Andrea Fultz, The German Projekt (Andrea Fultz). As we pointed out a couple of years ago, Louis Armstrong made “Mack The Knife” a jazz standard, but few jazz artists have explored Kurt Weill’s songs of satire, outrage and beauty from The Threepenny Opera, Happy End and Mahagonny. For a Rifftides discussion of exceptions, go here. Now, we can add Andrea Fultz’s new collection. Her singing is knowing, sly, in tune, and gutsy. The daughter of a German mother and an American father, she sings these songs from the twenties and thirties in German, with only occasional side trips into English. She renders German so persuasively that by the end of my first hearing of the album I was nearly convinced that I understood the language. Whether or not she is one, she has the phrasing and inflections of a trained actress.

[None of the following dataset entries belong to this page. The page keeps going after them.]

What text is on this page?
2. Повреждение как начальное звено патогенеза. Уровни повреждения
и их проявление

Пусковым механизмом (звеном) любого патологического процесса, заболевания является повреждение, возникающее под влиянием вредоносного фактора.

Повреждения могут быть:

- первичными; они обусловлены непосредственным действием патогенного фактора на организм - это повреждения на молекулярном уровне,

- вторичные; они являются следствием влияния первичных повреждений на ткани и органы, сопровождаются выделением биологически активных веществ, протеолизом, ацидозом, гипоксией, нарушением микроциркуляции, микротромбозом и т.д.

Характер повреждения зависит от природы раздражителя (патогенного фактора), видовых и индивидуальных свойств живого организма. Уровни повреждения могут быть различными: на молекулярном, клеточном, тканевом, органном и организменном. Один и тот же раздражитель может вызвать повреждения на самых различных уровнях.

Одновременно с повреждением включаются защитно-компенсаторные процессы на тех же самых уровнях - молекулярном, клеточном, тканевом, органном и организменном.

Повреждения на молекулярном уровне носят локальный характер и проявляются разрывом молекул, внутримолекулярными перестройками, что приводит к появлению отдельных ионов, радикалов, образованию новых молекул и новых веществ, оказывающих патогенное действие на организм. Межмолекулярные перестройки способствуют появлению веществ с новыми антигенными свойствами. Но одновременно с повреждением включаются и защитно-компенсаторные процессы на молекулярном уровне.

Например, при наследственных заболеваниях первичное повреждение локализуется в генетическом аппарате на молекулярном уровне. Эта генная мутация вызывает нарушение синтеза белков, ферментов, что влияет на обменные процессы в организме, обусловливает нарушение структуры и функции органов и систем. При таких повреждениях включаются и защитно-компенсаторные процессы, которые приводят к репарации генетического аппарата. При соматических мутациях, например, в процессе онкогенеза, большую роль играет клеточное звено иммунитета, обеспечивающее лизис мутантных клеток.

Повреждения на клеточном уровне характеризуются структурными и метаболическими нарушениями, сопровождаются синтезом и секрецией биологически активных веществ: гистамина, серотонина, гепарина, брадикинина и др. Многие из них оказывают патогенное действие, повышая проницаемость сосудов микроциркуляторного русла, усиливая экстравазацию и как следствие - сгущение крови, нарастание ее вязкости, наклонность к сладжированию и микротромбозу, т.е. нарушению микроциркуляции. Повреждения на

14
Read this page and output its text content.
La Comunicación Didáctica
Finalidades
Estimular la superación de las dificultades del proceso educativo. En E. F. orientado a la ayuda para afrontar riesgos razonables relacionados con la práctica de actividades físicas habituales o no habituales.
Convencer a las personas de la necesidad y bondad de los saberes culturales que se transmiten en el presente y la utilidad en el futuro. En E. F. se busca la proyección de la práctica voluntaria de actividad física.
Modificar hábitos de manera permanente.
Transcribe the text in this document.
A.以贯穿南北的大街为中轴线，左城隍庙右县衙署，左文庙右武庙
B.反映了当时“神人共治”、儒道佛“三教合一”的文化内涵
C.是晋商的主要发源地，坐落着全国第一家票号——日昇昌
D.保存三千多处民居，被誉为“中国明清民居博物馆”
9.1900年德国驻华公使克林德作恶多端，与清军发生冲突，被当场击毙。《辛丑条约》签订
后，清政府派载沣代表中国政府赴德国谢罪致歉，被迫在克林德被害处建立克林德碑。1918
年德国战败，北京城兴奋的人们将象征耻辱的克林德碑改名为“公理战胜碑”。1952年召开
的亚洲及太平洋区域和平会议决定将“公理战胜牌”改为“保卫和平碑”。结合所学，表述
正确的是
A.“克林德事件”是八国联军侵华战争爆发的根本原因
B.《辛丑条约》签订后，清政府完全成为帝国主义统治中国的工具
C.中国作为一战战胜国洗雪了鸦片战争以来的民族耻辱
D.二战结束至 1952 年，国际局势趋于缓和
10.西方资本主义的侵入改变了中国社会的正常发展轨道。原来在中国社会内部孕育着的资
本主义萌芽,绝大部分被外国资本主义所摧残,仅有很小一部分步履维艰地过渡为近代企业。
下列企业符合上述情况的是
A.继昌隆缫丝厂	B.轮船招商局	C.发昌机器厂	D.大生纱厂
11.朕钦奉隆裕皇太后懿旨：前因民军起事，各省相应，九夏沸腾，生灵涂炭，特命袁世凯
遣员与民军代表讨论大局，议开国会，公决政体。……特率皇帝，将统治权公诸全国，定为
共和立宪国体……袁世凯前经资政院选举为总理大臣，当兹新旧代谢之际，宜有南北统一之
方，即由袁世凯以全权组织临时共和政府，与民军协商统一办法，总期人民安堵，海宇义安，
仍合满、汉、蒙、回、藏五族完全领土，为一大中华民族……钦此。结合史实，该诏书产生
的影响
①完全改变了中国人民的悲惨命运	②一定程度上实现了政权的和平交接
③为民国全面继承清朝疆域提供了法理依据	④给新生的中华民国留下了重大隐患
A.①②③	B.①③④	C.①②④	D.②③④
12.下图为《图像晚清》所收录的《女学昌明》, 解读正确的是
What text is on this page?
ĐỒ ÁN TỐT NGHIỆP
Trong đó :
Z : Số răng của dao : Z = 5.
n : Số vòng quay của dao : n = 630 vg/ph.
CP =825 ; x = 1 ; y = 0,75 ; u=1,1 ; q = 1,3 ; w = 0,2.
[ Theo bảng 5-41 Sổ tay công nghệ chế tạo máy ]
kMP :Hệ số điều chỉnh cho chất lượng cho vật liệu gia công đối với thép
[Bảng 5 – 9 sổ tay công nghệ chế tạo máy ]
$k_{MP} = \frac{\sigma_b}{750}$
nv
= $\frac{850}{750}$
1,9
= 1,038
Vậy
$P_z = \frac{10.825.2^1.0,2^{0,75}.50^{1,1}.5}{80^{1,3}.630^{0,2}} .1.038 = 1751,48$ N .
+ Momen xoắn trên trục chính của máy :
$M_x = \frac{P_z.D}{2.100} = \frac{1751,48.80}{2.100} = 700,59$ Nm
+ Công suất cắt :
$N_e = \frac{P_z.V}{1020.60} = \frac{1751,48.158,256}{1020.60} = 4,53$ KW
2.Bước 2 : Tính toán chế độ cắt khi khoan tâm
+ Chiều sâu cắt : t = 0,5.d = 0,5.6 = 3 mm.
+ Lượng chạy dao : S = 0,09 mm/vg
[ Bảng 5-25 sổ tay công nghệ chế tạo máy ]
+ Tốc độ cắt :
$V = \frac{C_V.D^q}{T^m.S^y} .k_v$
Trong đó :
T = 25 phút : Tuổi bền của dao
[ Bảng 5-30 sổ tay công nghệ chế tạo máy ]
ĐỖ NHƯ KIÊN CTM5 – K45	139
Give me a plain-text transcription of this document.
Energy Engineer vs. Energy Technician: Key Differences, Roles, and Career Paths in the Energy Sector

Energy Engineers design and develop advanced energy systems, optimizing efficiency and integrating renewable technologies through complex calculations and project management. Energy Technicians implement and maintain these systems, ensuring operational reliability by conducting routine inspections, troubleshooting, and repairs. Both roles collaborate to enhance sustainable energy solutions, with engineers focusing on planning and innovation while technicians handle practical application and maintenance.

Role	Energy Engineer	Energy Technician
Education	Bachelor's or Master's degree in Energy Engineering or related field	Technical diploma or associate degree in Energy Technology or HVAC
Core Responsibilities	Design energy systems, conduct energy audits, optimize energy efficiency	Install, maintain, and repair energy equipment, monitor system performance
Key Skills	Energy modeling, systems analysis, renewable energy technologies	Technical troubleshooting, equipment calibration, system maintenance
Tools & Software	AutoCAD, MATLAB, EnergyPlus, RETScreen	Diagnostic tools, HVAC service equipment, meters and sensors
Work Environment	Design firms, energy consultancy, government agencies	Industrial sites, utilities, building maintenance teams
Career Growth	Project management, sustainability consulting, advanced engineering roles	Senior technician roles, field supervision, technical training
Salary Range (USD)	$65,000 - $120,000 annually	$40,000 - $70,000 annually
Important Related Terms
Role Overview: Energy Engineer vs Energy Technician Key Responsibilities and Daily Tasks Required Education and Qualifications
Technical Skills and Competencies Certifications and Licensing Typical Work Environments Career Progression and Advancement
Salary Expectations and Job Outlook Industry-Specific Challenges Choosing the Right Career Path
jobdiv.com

Seven of the songs are by Weill and his partner Bertholt Brecht, four by Friedrich Hollaender, another major figure in German musical theatre between the world wars. The repertoire includes “Alabama Song,” “Bilbao Song,” “Mackie Messer Moritat” (“Mack The Knife”),Hollaender’s “Falling In Love Again” and the devastating anti-fascist “Song of a German Mother” by Brecht and Hanns Eisler. Fultz’s accompaniment is by a hip young band of San Franciscans (piano, violin, accordian, bass and percussion). Much of this is heavy stuff, musically and emotionally, from a period when Germany was awash in forebodings of evil, and cynicism thrived. Thanks to the quintet’s sensitivity to the music and the canny arrangements by accordianist Rob Reich, they manage to meld a German cabaret sensibility with a twenty-first century grasp of jazz feeling. The songs are riveting. This is my first encounter with Ms. Fultz. I’m looking forward to the next and hoping that she will be a part of the future of jazz.
Towner Galaher, Courageous Hearts (Towner Galaher). Galaher has been in New York for a couple of decades, a ubiquitous drummer reliable and adaptable enough to be in demand by artists in a range from Louis Armstrong’s former bassist Arvell Shaw to comparative youngsters like Jon Faddis, Wynton Marsalis and Arturo O’ Farrill. For his second CD as a leader, composer and arranger, Galaher recruited a formidable band of veterans; trumpeter Brian Lynch, trombonist Fred Wesley, tenor saxophonist Craig Handy, pianist George Colligan, bassist Charles Fambrough and on the four Latin pieces, percussionists Gabriel Machado and Ze Mauricio. His compositions are in the middle of the modern mainstream, but with unexpected harmonic and rhythmic twists. Galaher’s reworkings of Tadd Dameron’s “Hot House” and Mongo Santamaria’s “Afro Blue” are ingenious. So, too, are his drum fills behind soloists. He assembled the band just for this date; they had never played together as a group. That and adventurous soloing are the the only senses in which this music is experimental. They sound as if they had worked together for weeks. This may not be where jazz is headed, but if it were, I could live with it.